Je ne m’en plains pas : c’est justement ce profils dépressif qui m’a aidé à sortir de cette coquille fermée qu’était la maison où notre mère nous avait enfermé. Avec l’assentiment, passif, de notre père. Moi, ça a été Disco ! Si j’ose écrire que le Disco m’a conduit à lire (de moi même, sans obligation scolaire) Sartre, Balzac, Madame de Scudérie ou Crébillon, à écouter des musiques anciennes sur instrument d’époque (dès 85/86 : oh, le choc, le premier truc écouté : instruments qui grincent, rythmes accélérés, vite, jeter ce disque, une vraie merde, mais qu’est-ce que c’est que ce truc, et puis, réécoute et là, torrent de larmes, merci monsieur Trevor Pinnock). Si j’osais même aller jusqu’à dire que si je suis au Japon aujourd’hui, c’est parce que j’ai été Disco… ! La tête de ma mère quand j’écoutais Donna Summer, celle de mon père devant ma fascination pour Travolta. Mes parents nourrissaient pour moi de grandes ambitions, à la hauteur de leur représentation de la société et du monde : mon père me rêvait cadre, ma mère se vivait à travers moi, écoutant Frank Pourcel et Maurice Jouvin ou Luis Mariano : je devais en faire autant, forcément… Alors Disco… La politique m’a rapproché de mon père mais la vie m’en éloignait. Quel rupture, donc, Disco ! C’est que moi je ne fais jamais les choses à moitié. Tenez, mon deuxième séjour au Japon : 7 semaines ! Quand je dis ça à mes étudiants, ils hallucinent. 7 semaines, c’est si cher. Ben ouais ! Disco ! que j’ai envie de leur dire ….

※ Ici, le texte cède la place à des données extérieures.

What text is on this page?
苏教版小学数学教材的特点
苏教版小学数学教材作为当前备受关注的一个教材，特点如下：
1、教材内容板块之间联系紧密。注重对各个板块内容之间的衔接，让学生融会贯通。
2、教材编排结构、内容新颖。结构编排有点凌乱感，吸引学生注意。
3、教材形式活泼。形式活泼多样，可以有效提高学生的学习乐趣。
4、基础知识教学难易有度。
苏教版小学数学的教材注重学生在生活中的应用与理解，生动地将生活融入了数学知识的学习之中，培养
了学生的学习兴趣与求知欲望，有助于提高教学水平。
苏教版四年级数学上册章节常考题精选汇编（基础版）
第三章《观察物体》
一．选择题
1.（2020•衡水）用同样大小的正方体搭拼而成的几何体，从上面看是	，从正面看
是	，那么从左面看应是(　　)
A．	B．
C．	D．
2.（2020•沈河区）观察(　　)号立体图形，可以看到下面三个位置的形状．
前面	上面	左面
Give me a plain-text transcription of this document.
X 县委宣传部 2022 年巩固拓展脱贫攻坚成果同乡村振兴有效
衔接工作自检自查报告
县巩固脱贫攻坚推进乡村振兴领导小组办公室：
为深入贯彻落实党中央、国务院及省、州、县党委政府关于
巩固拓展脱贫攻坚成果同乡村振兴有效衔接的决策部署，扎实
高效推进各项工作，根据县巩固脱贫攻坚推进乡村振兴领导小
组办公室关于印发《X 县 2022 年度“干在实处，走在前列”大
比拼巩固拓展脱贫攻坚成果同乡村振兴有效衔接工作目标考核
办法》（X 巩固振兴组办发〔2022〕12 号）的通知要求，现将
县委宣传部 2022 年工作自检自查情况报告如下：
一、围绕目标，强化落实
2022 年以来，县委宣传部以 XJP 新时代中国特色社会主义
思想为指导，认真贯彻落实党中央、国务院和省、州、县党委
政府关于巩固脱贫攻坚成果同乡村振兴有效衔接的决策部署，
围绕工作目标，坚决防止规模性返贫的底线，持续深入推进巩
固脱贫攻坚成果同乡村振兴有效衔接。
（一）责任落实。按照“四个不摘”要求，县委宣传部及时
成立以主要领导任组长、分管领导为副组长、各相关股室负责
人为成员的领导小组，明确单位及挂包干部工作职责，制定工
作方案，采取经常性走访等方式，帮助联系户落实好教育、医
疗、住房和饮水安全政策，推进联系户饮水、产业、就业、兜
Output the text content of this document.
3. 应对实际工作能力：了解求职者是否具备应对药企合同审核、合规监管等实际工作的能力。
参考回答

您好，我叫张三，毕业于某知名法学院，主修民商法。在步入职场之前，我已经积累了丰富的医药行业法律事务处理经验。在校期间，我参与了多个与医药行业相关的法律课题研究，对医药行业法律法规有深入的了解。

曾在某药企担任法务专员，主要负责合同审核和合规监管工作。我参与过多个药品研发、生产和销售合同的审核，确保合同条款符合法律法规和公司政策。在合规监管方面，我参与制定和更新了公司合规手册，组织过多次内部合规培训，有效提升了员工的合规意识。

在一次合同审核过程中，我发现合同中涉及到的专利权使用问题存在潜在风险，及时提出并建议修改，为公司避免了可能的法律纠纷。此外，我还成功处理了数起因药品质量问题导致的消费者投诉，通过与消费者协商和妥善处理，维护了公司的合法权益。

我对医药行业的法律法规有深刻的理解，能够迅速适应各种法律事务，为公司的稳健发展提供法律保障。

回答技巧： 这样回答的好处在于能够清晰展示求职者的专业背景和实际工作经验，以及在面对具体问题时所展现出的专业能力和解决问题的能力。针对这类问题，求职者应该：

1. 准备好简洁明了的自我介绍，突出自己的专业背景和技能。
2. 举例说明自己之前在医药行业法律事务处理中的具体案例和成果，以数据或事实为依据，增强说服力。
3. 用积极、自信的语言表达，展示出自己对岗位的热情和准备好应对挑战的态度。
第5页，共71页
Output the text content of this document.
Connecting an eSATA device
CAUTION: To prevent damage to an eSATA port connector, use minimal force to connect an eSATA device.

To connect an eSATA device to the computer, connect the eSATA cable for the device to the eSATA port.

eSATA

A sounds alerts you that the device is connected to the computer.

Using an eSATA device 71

J’ai, enfin, réussi à trouver sur le net THE le morceau qui pour moi incarne le mieux cette époque. Et vous savez quoi ? J’ai décidé de vous en faire cadeau : bref, regardez la vidéo…. Peut être 99% d’entre vous ne comprendront pas ce que j’entends dans ce morceau, extrèmement mauvais. Mais je vais encore oser écrire un truc : le jour où on saura refaire un truc pareil comme à l’époque, sans se la pêter dans une époque de videurs à oreillettes, de jetsetteux en jeans, mais, comme à l’époque, avec l’esprit de la fête gratuite, en faisant un effort, c’est à dire, en s’habillant en princes et en princesses d’une nuit, pour rire, Africaines superbes en cheveux blonds, Norvégiennes tout droit sorties d’un Conte des Milles et Une Nuits…, et qu’on ne me dise pas que c’est une question de fric, hein, non, c’est qu’une question de goût, hein, bref, ce jour là, ben, la France sera guérie ! Parce que cet état d’esprit, c’est constructif, ça fait du bien. Aujourd’hui, en France, soit tout est grave, soit tout est cher. Même vos jeans “de d’la night” (Angela, Le Loft) sont chers. Dans ma fête, comme à l’époque “ne me dis pas d’où tu viens, montre moi plutôt ce que tu en fais”… Alors, le dit morceau, c’est çà. C’est mauvais, ça m’a fait rire, de le retrouver, avec ses craquements d’origine… Marcher sur de la musique… Faut vraiment n’avoir que ça à faire…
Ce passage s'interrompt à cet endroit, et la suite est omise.